Heywood was not one to dwell for long on the temporary failures that laid themselves upon the shoulders of spirited lads most everywhere. This was a setback for sure. No use trying to sugar coat it. Filling in an odiferous festering hole of human waste just because you were unlucky enough to be kinfolk to a bible-thumpin’, indoor plumbing shunning, tool of a vengeful God never would pass muster in future years when it came time to put together an employment résumé. Heywood knew there was an opportunity here for him to learn something that would serve him in the future.
Lo and behold, it came to him not five minutes later. Turning around to look back to where the preacher still brought up the rear of the totally dispirited column, Heywood could not help but smile. The preacher, having been watching Heywood’s every step all along the way from the cliffs, went to full alert status expecting another of Heywood’s tricks.
Heywood only laughed at the effect his smallest move had on that giant of a man. Turning back around, Heywood’s stride became a little more erect. If the preacher, still watching Heywood’s every movement and expecting more deviousness, wanted to get into a snit waiting for something to happen so soon, he would be in for a long wait.

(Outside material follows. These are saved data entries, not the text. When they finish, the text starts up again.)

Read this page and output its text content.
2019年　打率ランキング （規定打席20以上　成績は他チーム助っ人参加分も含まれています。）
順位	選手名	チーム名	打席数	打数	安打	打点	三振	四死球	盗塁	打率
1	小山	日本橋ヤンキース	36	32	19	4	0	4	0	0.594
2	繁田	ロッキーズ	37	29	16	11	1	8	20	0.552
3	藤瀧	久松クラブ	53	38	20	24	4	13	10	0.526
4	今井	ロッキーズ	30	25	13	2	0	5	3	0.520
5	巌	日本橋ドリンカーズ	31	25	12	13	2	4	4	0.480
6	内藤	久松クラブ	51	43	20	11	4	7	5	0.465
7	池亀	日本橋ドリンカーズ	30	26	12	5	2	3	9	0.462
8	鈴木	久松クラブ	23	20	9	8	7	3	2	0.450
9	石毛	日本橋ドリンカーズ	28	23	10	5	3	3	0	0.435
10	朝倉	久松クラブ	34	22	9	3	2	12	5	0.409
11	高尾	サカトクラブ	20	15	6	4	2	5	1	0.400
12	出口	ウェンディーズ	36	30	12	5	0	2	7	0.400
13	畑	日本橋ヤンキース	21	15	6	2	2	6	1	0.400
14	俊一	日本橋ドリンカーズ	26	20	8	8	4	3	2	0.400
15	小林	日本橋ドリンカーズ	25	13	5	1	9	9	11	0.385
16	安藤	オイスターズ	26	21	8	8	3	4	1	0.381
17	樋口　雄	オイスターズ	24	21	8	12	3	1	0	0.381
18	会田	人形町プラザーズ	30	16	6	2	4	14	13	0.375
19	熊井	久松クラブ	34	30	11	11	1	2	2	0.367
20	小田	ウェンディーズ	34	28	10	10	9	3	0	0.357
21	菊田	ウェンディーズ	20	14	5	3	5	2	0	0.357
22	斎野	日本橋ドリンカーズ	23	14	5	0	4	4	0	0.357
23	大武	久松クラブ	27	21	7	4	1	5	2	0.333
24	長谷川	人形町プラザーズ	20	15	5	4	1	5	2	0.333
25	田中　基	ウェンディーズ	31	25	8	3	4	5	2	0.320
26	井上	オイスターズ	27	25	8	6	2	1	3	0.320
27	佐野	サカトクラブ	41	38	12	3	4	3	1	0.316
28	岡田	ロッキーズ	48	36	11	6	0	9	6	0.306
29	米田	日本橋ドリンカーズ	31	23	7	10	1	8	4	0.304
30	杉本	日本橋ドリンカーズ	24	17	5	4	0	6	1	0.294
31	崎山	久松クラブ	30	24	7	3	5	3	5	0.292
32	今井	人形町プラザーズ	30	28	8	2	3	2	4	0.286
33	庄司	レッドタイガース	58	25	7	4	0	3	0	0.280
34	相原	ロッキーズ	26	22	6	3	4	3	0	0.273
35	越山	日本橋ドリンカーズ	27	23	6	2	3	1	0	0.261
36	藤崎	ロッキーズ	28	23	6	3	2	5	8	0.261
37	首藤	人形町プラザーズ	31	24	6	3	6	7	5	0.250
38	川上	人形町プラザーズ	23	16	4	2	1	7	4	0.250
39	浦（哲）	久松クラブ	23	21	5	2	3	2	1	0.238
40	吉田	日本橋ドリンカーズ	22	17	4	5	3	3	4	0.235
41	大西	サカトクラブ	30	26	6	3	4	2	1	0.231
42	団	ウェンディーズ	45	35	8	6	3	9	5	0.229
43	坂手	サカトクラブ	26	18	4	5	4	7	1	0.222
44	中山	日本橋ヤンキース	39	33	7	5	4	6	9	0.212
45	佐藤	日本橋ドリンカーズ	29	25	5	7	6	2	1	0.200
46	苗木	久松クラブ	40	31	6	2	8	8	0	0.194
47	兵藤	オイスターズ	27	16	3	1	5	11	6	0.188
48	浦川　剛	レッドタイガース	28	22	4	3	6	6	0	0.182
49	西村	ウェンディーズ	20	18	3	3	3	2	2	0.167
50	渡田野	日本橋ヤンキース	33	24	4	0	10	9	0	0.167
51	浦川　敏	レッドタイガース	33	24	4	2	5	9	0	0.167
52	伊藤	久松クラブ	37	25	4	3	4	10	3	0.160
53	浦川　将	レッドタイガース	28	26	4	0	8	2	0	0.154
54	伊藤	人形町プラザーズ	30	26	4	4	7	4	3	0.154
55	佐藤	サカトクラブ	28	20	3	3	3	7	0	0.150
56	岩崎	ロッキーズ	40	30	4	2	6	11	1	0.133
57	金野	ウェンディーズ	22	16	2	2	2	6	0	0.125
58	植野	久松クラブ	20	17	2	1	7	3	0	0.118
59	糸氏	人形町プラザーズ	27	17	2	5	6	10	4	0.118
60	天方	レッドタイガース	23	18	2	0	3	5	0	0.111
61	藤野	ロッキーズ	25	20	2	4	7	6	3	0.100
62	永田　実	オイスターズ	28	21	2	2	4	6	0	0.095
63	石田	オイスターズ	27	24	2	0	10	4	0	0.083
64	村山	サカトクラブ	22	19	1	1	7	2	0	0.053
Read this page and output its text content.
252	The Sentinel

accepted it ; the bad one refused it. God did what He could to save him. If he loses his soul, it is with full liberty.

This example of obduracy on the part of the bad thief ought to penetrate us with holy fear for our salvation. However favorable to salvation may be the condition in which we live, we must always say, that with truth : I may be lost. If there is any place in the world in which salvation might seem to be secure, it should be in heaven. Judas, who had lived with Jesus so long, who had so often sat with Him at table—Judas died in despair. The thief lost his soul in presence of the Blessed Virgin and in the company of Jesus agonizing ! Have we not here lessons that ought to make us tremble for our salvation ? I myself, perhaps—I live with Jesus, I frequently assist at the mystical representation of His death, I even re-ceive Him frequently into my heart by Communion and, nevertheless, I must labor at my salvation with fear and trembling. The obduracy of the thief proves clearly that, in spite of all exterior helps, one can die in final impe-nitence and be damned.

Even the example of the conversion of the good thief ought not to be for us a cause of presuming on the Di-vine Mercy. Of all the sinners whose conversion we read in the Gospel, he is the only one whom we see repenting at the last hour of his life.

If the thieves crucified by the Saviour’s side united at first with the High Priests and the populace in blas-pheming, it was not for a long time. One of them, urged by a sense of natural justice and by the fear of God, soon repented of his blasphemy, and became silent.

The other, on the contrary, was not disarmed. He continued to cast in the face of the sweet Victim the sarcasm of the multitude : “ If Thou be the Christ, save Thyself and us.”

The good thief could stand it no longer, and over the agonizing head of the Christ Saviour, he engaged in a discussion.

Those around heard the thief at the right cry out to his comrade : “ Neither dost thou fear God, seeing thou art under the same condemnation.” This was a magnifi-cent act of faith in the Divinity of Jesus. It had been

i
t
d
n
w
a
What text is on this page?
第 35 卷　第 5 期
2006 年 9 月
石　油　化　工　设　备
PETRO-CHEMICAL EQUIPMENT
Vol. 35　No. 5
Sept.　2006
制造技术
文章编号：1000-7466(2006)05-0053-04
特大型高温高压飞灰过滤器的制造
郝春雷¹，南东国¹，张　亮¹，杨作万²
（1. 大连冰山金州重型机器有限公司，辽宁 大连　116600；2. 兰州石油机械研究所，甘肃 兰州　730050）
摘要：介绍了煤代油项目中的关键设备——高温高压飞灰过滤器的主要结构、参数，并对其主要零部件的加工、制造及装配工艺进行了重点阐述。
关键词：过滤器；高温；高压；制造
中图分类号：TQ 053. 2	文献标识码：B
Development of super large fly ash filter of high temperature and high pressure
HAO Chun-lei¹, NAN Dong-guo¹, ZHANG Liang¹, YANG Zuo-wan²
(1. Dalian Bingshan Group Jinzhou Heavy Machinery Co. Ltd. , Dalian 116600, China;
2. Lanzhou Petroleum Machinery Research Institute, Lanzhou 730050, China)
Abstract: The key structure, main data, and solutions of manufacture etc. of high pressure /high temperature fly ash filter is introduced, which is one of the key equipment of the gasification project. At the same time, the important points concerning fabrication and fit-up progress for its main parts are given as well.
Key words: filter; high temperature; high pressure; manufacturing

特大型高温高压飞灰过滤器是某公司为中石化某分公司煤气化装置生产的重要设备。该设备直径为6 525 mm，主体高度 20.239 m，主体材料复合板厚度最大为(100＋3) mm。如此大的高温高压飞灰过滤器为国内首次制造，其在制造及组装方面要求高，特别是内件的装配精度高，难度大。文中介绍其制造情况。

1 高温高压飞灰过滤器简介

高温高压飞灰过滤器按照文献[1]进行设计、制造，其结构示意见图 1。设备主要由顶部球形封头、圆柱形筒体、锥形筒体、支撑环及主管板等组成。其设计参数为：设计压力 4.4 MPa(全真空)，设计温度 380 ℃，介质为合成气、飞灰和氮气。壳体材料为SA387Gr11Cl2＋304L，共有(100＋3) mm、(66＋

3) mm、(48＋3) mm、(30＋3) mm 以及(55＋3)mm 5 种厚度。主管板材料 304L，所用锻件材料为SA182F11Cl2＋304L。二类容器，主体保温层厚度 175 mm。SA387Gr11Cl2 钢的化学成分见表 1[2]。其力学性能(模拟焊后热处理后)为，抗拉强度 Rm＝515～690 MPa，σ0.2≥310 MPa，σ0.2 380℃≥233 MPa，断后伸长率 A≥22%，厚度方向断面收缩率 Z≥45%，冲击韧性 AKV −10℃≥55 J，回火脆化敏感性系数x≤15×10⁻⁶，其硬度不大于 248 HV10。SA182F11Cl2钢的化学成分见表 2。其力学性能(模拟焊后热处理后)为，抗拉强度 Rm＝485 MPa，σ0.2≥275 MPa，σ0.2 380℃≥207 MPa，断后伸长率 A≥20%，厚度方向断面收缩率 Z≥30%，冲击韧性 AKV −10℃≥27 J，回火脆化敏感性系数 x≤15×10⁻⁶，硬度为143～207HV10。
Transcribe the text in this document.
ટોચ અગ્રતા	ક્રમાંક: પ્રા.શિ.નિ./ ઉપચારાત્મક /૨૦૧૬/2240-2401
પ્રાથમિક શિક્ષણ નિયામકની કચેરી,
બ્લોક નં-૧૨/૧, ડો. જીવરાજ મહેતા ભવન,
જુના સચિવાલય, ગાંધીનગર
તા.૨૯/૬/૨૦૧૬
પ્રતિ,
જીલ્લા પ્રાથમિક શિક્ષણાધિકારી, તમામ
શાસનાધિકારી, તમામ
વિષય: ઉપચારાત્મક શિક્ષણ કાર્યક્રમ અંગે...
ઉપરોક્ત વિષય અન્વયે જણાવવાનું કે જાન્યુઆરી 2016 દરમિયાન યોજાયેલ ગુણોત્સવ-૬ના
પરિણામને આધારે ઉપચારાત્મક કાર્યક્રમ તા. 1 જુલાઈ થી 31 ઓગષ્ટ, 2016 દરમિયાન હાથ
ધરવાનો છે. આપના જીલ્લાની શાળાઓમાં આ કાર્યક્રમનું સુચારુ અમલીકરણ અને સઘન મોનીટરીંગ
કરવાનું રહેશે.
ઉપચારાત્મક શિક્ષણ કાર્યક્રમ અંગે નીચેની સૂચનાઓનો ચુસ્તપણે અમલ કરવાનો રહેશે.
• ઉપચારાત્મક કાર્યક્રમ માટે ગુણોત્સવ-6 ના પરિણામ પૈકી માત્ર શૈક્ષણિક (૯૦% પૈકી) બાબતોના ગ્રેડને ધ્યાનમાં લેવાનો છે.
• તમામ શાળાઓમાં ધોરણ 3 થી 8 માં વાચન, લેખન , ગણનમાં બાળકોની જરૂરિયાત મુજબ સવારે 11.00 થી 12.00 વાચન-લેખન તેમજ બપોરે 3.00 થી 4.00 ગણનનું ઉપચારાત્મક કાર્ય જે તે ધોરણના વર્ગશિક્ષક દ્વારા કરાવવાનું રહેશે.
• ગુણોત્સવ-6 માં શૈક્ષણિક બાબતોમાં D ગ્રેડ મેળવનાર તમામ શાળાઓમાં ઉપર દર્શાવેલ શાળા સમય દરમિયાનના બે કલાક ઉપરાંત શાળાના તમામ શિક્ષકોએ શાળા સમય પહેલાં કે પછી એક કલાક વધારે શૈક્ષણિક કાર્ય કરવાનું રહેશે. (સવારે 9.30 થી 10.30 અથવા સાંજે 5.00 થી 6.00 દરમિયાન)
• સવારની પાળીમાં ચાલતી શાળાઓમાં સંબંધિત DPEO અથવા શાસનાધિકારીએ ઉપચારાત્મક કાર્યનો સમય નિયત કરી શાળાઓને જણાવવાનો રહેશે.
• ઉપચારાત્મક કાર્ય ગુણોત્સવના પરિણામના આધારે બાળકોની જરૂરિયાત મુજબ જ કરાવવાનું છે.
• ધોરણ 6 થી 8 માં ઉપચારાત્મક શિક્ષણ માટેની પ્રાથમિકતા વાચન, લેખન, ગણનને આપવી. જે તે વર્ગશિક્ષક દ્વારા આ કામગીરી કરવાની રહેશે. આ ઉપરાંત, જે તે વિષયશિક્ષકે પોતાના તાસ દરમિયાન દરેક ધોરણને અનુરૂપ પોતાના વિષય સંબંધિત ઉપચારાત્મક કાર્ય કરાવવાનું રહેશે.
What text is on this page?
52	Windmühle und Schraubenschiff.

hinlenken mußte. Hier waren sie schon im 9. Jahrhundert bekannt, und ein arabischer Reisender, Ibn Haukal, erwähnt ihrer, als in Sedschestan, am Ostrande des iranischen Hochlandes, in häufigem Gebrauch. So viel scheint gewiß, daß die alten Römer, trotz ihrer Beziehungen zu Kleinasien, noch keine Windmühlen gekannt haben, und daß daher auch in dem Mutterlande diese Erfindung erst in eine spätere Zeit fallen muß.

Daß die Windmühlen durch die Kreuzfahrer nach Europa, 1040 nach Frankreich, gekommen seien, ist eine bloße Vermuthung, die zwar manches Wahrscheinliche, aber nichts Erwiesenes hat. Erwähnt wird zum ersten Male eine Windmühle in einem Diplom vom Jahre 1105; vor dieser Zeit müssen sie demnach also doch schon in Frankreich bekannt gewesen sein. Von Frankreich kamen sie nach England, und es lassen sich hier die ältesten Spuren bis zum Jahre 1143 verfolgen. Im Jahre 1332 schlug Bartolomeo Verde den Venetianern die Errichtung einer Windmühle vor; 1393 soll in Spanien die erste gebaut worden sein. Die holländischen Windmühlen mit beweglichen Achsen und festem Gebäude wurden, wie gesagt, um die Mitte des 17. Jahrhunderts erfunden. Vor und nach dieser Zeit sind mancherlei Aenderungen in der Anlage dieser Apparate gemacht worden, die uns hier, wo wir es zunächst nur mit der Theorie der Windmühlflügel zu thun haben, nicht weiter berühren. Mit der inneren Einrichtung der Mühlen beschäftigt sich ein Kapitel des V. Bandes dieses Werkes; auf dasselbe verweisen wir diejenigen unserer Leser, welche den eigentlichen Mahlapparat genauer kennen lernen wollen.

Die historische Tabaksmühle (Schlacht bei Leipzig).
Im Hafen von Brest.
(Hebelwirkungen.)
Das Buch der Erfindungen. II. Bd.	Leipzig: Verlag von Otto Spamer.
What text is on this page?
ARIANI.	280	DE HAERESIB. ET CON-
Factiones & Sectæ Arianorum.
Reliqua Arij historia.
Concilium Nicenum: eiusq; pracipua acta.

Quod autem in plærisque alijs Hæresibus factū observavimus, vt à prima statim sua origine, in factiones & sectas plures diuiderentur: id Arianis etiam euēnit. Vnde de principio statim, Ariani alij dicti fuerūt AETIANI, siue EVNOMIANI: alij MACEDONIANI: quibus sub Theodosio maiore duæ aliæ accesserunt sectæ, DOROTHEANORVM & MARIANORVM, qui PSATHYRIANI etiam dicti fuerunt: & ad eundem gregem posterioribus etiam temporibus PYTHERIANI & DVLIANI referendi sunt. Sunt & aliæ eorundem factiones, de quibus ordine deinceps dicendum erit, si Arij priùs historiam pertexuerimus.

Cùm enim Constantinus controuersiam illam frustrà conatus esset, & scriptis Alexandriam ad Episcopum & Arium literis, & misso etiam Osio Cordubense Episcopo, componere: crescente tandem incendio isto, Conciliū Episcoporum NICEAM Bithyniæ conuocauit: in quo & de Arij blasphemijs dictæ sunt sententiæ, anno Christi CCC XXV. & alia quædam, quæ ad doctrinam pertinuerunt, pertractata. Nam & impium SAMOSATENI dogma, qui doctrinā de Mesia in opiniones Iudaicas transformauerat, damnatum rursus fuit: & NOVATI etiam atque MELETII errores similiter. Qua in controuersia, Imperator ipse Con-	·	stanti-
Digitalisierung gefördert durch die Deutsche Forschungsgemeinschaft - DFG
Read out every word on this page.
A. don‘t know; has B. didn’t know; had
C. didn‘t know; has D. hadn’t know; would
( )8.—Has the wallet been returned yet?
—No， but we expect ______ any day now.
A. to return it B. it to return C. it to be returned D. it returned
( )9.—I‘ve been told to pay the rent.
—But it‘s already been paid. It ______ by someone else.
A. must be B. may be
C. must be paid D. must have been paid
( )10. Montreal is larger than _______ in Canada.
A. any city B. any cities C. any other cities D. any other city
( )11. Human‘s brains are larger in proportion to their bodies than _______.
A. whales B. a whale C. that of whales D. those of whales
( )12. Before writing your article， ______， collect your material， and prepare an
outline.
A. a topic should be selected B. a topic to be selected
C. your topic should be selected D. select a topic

Heywood determined he would take his time to effect a plan to repay the preacher for imposing himself into Heywood’s sacred private time. Sure, Heywood would help the preacher move his old outhouse, and he would be as the soul of grateful nephews everywhere, eager to pitch in to help one of his kinfolk. All the while he did this, he would also be thinking how interesting it might become for the preacher if somehow a really, really mad bunch of wasps, nest and all, found themselves relocated to the nether regions of the nastiest part of said outhouse, awaiting some unexpected individual to waltz in, lift up the lid, sit down, and smile in relief for all of about ten seconds until Heywood’s newest little friends said hello in a most very special way.